🤖 AI Summary
Existing author representation learning methods lack explicit modeling of writing style, limiting their applicability to literary analysis and related tasks. This paper proposes a joint author–document representation framework grounded in the Variational Information Bottleneck (VIB), which augments pre-trained language models with hard constraints enforcing stylistic interpretability. The framework jointly optimizes author and document embeddings while ensuring that stylistic dimensions align with orthogonal axes in the representation space—enabling direct, axis-aligned interpretation of style. To our knowledge, this is the first work to incorporate stylistic interpretability as a structural constraint in author representation learning. Evaluated on author attribution across the Gutenberg, Blog Authorship, and IMDb62 datasets, our method achieves or surpasses state-of-the-art performance while significantly improving style fidelity—demonstrating both the accuracy and practical utility of the learned stylistic representations.
📝 Abstract
A wide range of Deep Natural Language Processing (NLP) models integrates continuous and low dimensional representations of words and documents.
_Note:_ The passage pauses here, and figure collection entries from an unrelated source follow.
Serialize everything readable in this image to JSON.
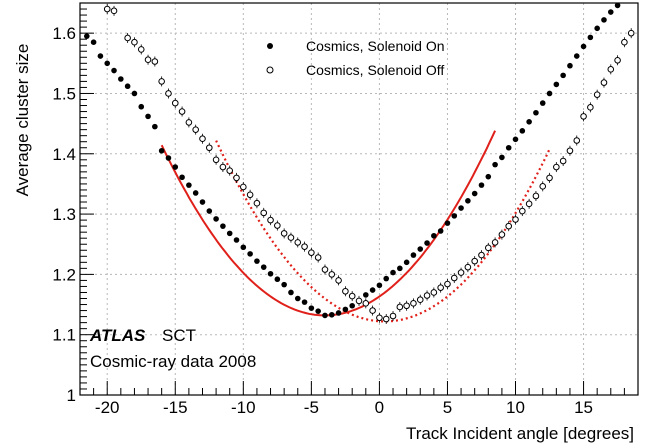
{
  "chart_data": {
    "type": "scatter",
    "xlabel": "Track Incident angle [degrees]",
    "ylabel": "Average cluster size",
    "xlim": [
      -22,
      19
    ],
    "ylim": [
      1.0,
      1.65
    ],
    "x_ticks": [
      -20,
      -15,
      -10,
      -5,
      0,
      5,
      10,
      15
    ],
    "y_ticks": [
      1,
      1.1,
      1.2,
      1.3,
      1.4,
      1.5,
      1.6
    ],
    "grid": true,
    "legend_position": "top-center",
    "annotations": {
      "experiment": "ATLAS",
      "detector": "SCT",
      "dataset": "Cosmic-ray data 2008"
    },
    "series": [
      {
        "name": "Cosmics, Solenoid On",
        "marker": "filled-circle",
        "fit": {
          "type": "quadratic",
          "x_range": [
            -16,
            8.5
          ],
          "vertex_x": -4.0,
          "vertex_y": 1.132,
          "curvature": 0.00196,
          "style": "solid"
        },
        "points": [
          [
            -21.5,
            1.595
          ],
          [
            -21.0,
            1.585
          ],
          [
            -20.5,
            1.562
          ],
          [
            -20.0,
            1.55
          ],
          [
            -19.5,
            1.538
          ],
          [
            -19.0,
            1.524
          ],
          [
            -18.5,
            1.512
          ],
          [
            -18.0,
            1.5
          ],
          [
            -17.5,
            1.478
          ],
          [
            -17.0,
            1.462
          ],
          [
            -16.5,
            1.445
          ],
          [
            -16.0,
            1.405
          ],
          [
            -15.5,
            1.393
          ],
          [
            -15.0,
            1.378
          ],
          [
            -14.5,
            1.361
          ],
          [
            -14.0,
            1.348
          ],
          [
            -13.5,
            1.335
          ],
          [
            -13.0,
            1.32
          ],
          [
            -12.5,
            1.305
          ],
          [
            -12.0,
            1.292
          ],
          [
            -11.5,
            1.28
          ],
          [
            -11.0,
            1.268
          ],
          [
            -10.5,
            1.257
          ],
          [
            -10.0,
            1.245
          ],
          [
            -9.5,
            1.234
          ],
          [
            -9.0,
            1.222
          ],
          [
            -8.5,
            1.212
          ],
          [
            -8.0,
            1.201
          ],
          [
            -7.5,
            1.192
          ],
          [
            -7.0,
            1.183
          ],
          [
            -6.5,
            1.17
          ],
          [
            -6.0,
            1.16
          ],
          [
            -5.5,
            1.154
          ],
          [
            -5.0,
            1.144
          ],
          [
            -4.5,
            1.139
          ],
          [
            -4.0,
            1.132
          ],
          [
            -3.5,
            1.133
          ],
          [
            -3.0,
            1.136
          ],
          [
            -2.5,
            1.142
          ],
          [
            -2.0,
            1.148
          ],
          [
            -1.5,
            1.156
          ],
          [
            -1.0,
            1.166
          ],
          [
            -0.5,
            1.174
          ],
          [
            0.0,
            1.182
          ],
          [
            0.5,
            1.193
          ],
          [
            1.0,
            1.203
          ],
          [
            1.5,
            1.21
          ],
          [
            2.0,
            1.22
          ],
          [
            2.5,
            1.232
          ],
          [
            3.0,
            1.242
          ],
          [
            3.5,
            1.252
          ],
          [
            4.0,
            1.264
          ],
          [
            4.5,
            1.272
          ],
          [
            5.0,
            1.285
          ],
          [
            5.5,
            1.297
          ],
          [
            6.0,
            1.31
          ],
          [
            6.5,
            1.322
          ],
          [
            7.0,
            1.334
          ],
          [
            7.5,
            1.348
          ],
          [
            8.0,
            1.362
          ],
          [
            8.5,
            1.382
          ],
          [
            9.0,
            1.394
          ],
          [
            9.5,
            1.41
          ],
          [
            10.0,
            1.424
          ],
          [
            10.5,
            1.438
          ],
          [
            11.0,
            1.453
          ],
          [
            11.5,
            1.468
          ],
          [
            12.0,
            1.484
          ],
          [
            12.5,
            1.5
          ],
          [
            13.0,
            1.515
          ],
          [
            13.5,
            1.53
          ],
          [
            14.0,
            1.546
          ],
          [
            14.5,
            1.562
          ],
          [
            15.0,
            1.578
          ],
          [
            15.5,
            1.593
          ],
          [
            16.0,
            1.608
          ],
          [
            16.5,
            1.622
          ],
          [
            17.0,
            1.635
          ],
          [
            17.5,
            1.646
          ]
        ]
      },
      {
        "name": "Cosmics, Solenoid Off",
        "marker": "open-circle",
        "fit": {
          "type": "quadratic",
          "x_range": [
            -12,
            12.5
          ],
          "vertex_x": 0.4,
          "vertex_y": 1.122,
          "curvature": 0.00195,
          "style": "dotted"
        },
        "points": [
          [
            -20.0,
            1.64
          ],
          [
            -19.5,
            1.637
          ],
          [
            -18.5,
            1.592
          ],
          [
            -18.0,
            1.585
          ],
          [
            -17.5,
            1.573
          ],
          [
            -17.0,
            1.556
          ],
          [
            -16.5,
            1.553
          ],
          [
            -16.0,
            1.52
          ],
          [
            -15.5,
            1.5
          ],
          [
            -15.0,
            1.484
          ],
          [
            -14.5,
            1.47
          ],
          [
            -14.0,
            1.452
          ],
          [
            -13.5,
            1.44
          ],
          [
            -13.0,
            1.425
          ],
          [
            -12.5,
            1.41
          ],
          [
            -12.0,
            1.39
          ],
          [
            -11.5,
            1.378
          ],
          [
            -11.0,
            1.372
          ],
          [
            -10.5,
            1.36
          ],
          [
            -10.0,
            1.345
          ],
          [
            -9.5,
            1.332
          ],
          [
            -9.0,
            1.318
          ],
          [
            -8.5,
            1.302
          ],
          [
            -8.0,
            1.29
          ],
          [
            -7.5,
            1.281
          ],
          [
            -7.0,
            1.268
          ],
          [
            -6.5,
            1.261
          ],
          [
            -6.0,
            1.253
          ],
          [
            -5.5,
            1.246
          ],
          [
            -5.0,
            1.236
          ],
          [
            -4.5,
            1.228
          ],
          [
            -4.0,
            1.208
          ],
          [
            -3.5,
            1.2
          ],
          [
            -3.0,
            1.19
          ],
          [
            -2.5,
            1.172
          ],
          [
            -2.0,
            1.164
          ],
          [
            -1.5,
            1.156
          ],
          [
            -1.0,
            1.152
          ],
          [
            -0.5,
            1.14
          ],
          [
            0.0,
            1.128
          ],
          [
            0.5,
            1.126
          ],
          [
            1.0,
            1.131
          ],
          [
            1.5,
            1.146
          ],
          [
            2.0,
            1.148
          ],
          [
            2.5,
            1.152
          ],
          [
            3.0,
            1.158
          ],
          [
            3.5,
            1.165
          ],
          [
            4.0,
            1.17
          ],
          [
            4.5,
            1.178
          ],
          [
            5.0,
            1.184
          ],
          [
            5.5,
            1.194
          ],
          [
            6.0,
            1.203
          ],
          [
            6.5,
            1.212
          ],
          [
            7.0,
            1.222
          ],
          [
            7.5,
            1.232
          ],
          [
            8.0,
            1.244
          ],
          [
            8.5,
            1.253
          ],
          [
            9.0,
            1.266
          ],
          [
            9.5,
            1.28
          ],
          [
            10.0,
            1.291
          ],
          [
            10.5,
            1.305
          ],
          [
            11.0,
            1.317
          ],
          [
            11.5,
            1.33
          ],
          [
            12.0,
            1.346
          ],
          [
            12.5,
            1.36
          ],
          [
            13.0,
            1.378
          ],
          [
            13.5,
            1.388
          ],
          [
            14.0,
            1.405
          ],
          [
            14.5,
            1.422
          ],
          [
            15.0,
            1.462
          ],
          [
            15.5,
            1.477
          ],
          [
            16.0,
            1.498
          ],
          [
            16.5,
            1.518
          ],
          [
            17.0,
            1.54
          ],
          [
            17.5,
            1.555
          ],
          [
            18.0,
            1.585
          ],
          [
            18.5,
            1.6
          ]
        ]
      }
    ]
  }
}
Surprisingly, very few models study representation learning for authors. These representations can be used for many NLP tasks, such as author identification and classification, or in recommendation systems. A strong limitation of existing works is that they do not explicitly capture writing style, making them hardly applicable to literary data. We therefore propose a new architecture based on Variational Information Bottleneck (VIB) that learns embeddings for both authors and documents with a stylistic constraint. Our model fine-tunes a pre-trained document encoder. We stimulate the detection of writing style by adding predefined stylistic features making the representation axis interpretable with respect to writing style indicators. We evaluate our method on three datasets: a literary corpus extracted from the Gutenberg Project, the Blog Authorship Corpus and IMDb62, for which we show that it matches or outperforms strong/recent baselines in authorship attribution while capturing much more accurately the authors stylistic aspects.